Colortex, a leading textile company in Argentina, invested nearly $3 million last year to diversify into workwear fabrics after years of making sheets and towels. Denise Karagozlu, a director, says the company can produce these fabrics competitively against importers because the process involves using local cotton and less labor than sewing sheets.
The move to diversify isn't simply to boost profits — it's about surviving in a volatile country. "Argentina is always at one extreme or the other," Karagozlu says. "If you don't change as the situations change and understand that you have to keep changing, then you won't achieve anything."
Colortex, like other businesses, has learned this after more than 80 years of economic and political crises in Argentina. Karagozlu's grandfather started Colortex in 1955 and took advantage of tax breaks to open a factory in La Rioja in the northwest. That kept its pricing competitive despite the cost of transporting finished goods more than 1,100 kilometers to Buenos Aires, the country's main consumer market with a third of the 44 million population. But an elimination of the tax incentive in 2012 squeezed margins and pushed the company to diversify. It's now looking at high-tech fibers.
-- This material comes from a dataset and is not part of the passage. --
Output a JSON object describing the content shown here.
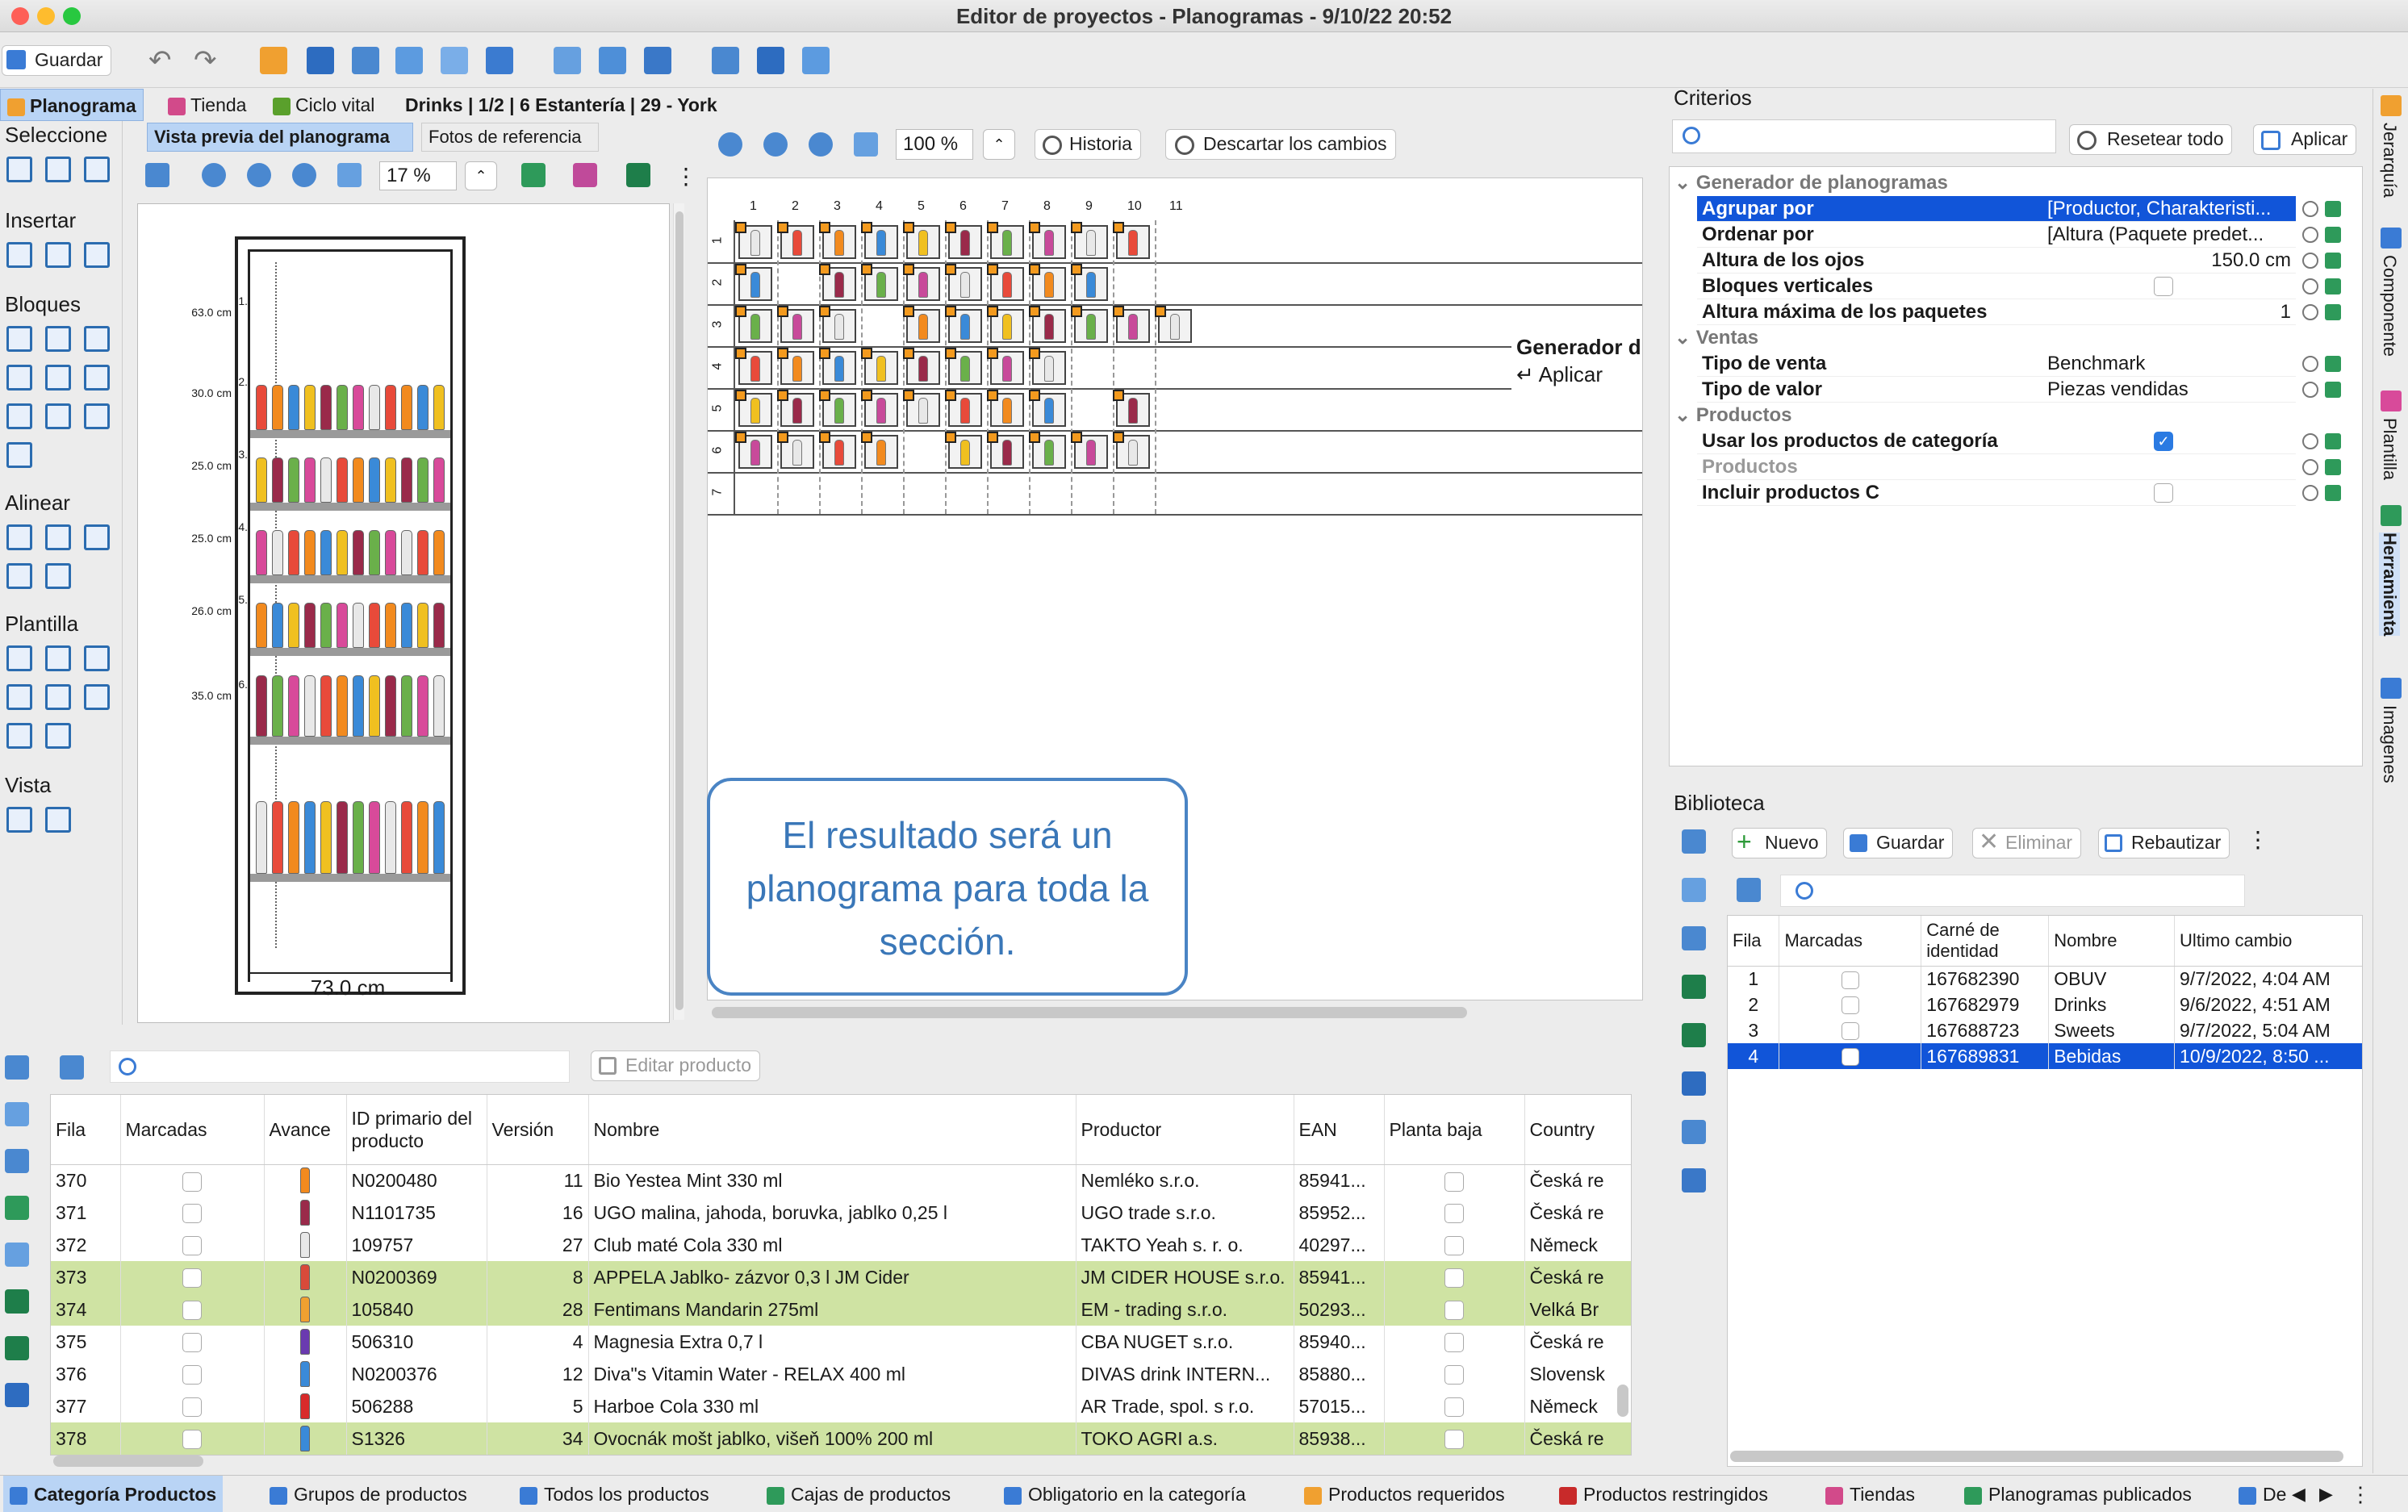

Argentina wasn't always so unstable. In the late 1880s and early 1900s, ample fertile land made it a breadbasket to the world - and an economic power. Dictatorships and poor economic management in the subsequent years, however, curtailed progress. In 2001, the country defaulted on $100 billion, sparking one of its worst economic downturns ever.
Mauricio Macri, the country's president, wants to end the volatility, and much of his strategy is based on reeling in investment for long-term economic growth.